TVRINews, Jakarta
Menteri Agama Nasaruddin Umar menetapkan Kantor Kementerian Agama (Kemenag) Kabupaten Purbalingga sebagai proyek percontohan nasional dalam penerapan standar pelayanan prima sekaligus pelopor implementasi Eco Office berbasis Ekoteologi. Penetapan tersebut ditandai dengan penandatanganan piagam dukungan saat kunjungan kerja Menteri Agama di Purbalingga, Jumat, 26 Juni 2026.
Dalam kunjungan tersebut, Nasaruddin Umar yang didampingi Kepala Kantor Wilayah Kemenag Jawa Tengah Saiful Mujab mengapresiasi berbagai inovasi yang telah dikembangkan Kemenag Purbalingga. Menurutnya, model pelayanan yang diterapkan di daerah tersebut layak menjadi acuan bagi seluruh satuan kerja Kementerian Agama di Indonesia.

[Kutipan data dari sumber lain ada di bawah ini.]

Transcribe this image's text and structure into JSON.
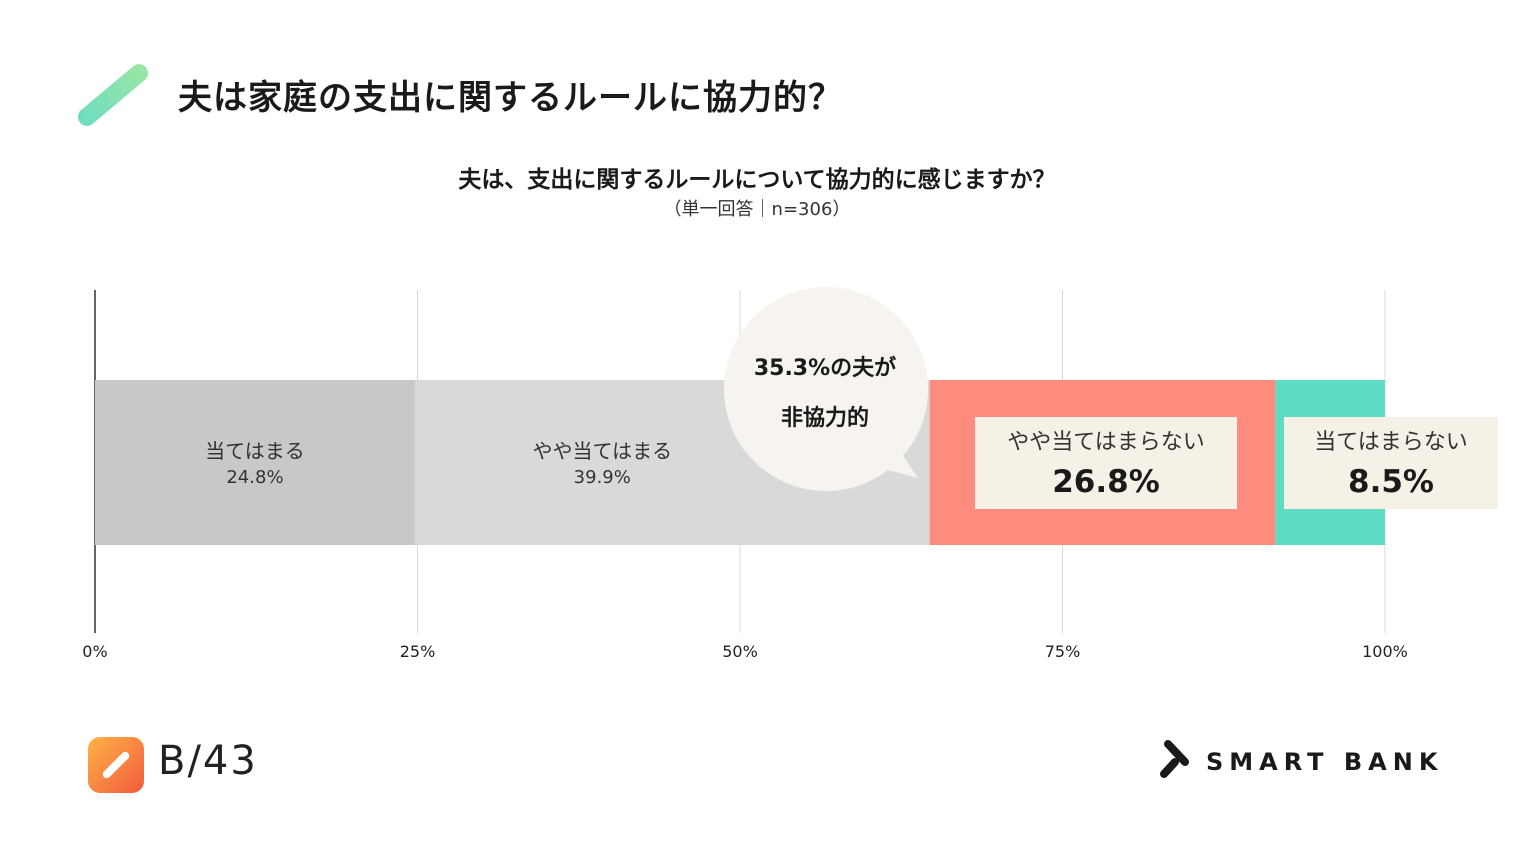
{
  "header": {
    "title": "夫は家庭の支出に関するルールに協力的？"
  },
  "chart_data": {
    "type": "bar",
    "title": "夫は、支出に関するルールについて協力的に感じますか？",
    "subtitle": "（単一回答｜n=306）",
    "stacked": true,
    "orientation": "horizontal",
    "xlim": [
      0,
      100
    ],
    "x_ticks": [
      "0%",
      "25%",
      "50%",
      "75%",
      "100%"
    ],
    "grid": true,
    "series": [
      {
        "name": "当てはまる",
        "value": 24.8,
        "label": "24.8%",
        "color": "#c8c8c8"
      },
      {
        "name": "やや当てはまる",
        "value": 39.9,
        "label": "39.9%",
        "color": "#d9d9d9"
      },
      {
        "name": "やや当てはまらない",
        "value": 26.8,
        "label": "26.8%",
        "color": "#fd8b7e"
      },
      {
        "name": "当てはまらない",
        "value": 8.5,
        "label": "8.5%",
        "color": "#5fdcc4"
      }
    ],
    "annotation": {
      "line1": "35.3%の夫が",
      "line2": "非協力的"
    }
  },
  "footer": {
    "brand": "B/43",
    "company": "SMART BANK"
  }
}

"Inovasi di Purbalingga ini adalah langkah maju. Kita ingin standar pelayanan yang cepat, mudah, dan akuntabel ini menjadi standar yang diadopsi oleh seluruh satuan kerja di tanah air,"kata Menag Nasaruddin dalam keterangan tertulis, Jumat, 26 Juni 2026.
Nasaruddin menjelaskan, pengembangan konsep Eco Office tidak hanya berorientasi pada pengelolaan lingkungan kerja yang bersih dan ramah lingkungan, tetapi juga menjadi bagian dari implementasi nilai-nilai keagamaan dalam pelayanan publik.

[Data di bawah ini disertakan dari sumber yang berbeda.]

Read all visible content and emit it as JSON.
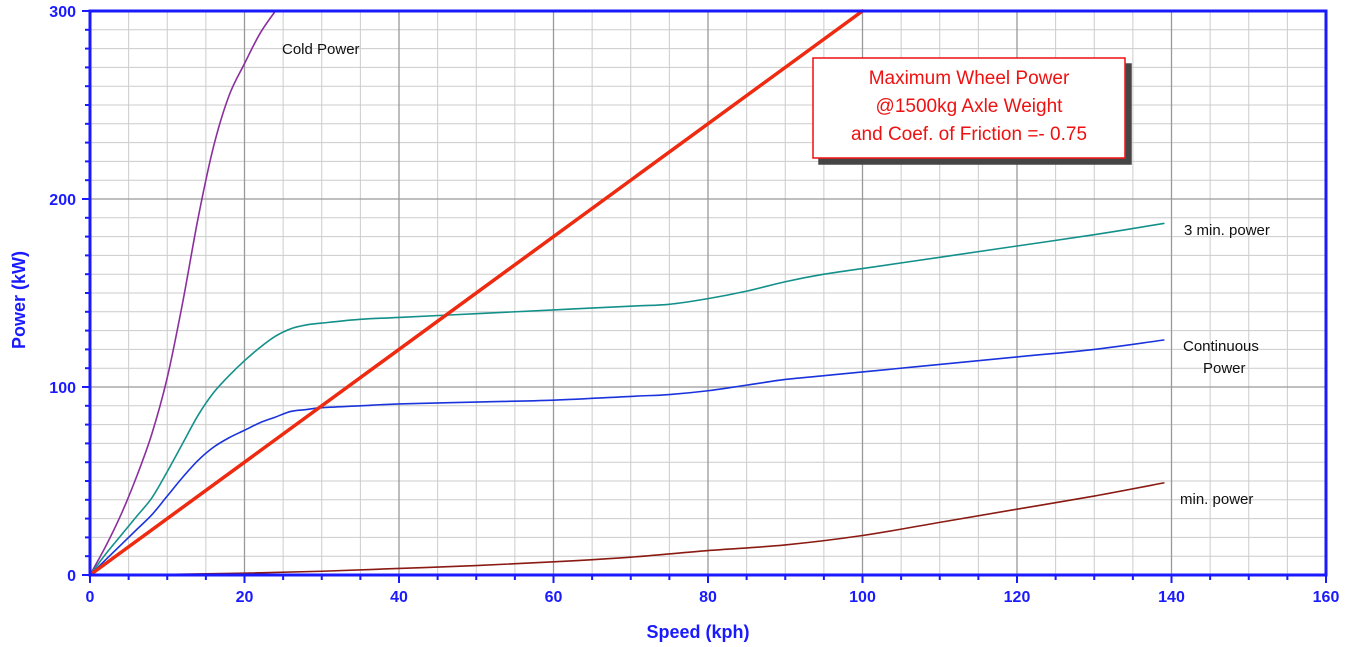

Menurutnya, kepedulian terhadap lingkungan harus berjalan seiring dengan peningkatan kualitas layanan kepada masyarakat sehingga mampu menciptakan birokrasi yang profesional dan berintegritas.
"Kemenag harus menjadi pelopor. Kantor yang bersih, rapi, dan ramah lingkungan adalah bagian dari cerminan spiritualitas kita dalam menjaga amanah Tuhan atas semesta. Pelayanan prima kepada masyarakat harus berbanding lurus dengan kepedulian kita terhadap kelestarian lingkungan kantor," tambahnya.
Selain mendorong budaya kerja yang ramah lingkungan, Menag juga berharap transformasi birokrasi di Kementerian Agama mampu mengubah persepsi masyarakat terhadap layanan pemerintah. Ia menekankan bahwa pelayanan publik harus sederhana, cepat, dan berorientasi pada kebutuhan masyarakat.
"Jangan lagi ada pelayanan yang berbelit-belit. Saya ingin apa yang kita lihat di Purbalingga hari ini menjadi laboratorium nyata. Birokrasi yang melayani adalah birokrasi yang memuliakan manusia dan menjaga lingkungan," tegasnya.
Sementara itu, Kepala Kanwil Kemenag Provinsi Jawa Tengah Saiful Mujab mengatakan dukungan Menteri Agama menjadi motivasi bagi seluruh aparatur sipil negara (ASN) di lingkungan Kemenag Jawa Tengah untuk memperkuat budaya kerja yang bersih, melayani, dan peduli terhadap lingkungan.
Menurutnya, konsep yang diterapkan Kemenag Purbalingga akan dijadikan model dalam membangun birokrasi yang responsif terhadap kebutuhan masyarakat sekaligus mendukung upaya pelestarian lingkungan.
Penetapan Kemenag Purbalingga sebagai proyek percontohan merupakan bagian dari langkah Kementerian Agama mempercepat transformasi birokrasi menuju predikat Wilayah Bebas dari Korupsi (WBK) dan Wilayah Birokrasi Bersih dan Melayani (WBBM) pada 2027. Melalui penerapan Eco Office, Kemenag menargetkan terciptanya pelayanan publik yang berkualitas, berintegritas, sekaligus berwawasan lingkungan sesuai dengan visi Ekoteologi yang diusung Menteri Agama.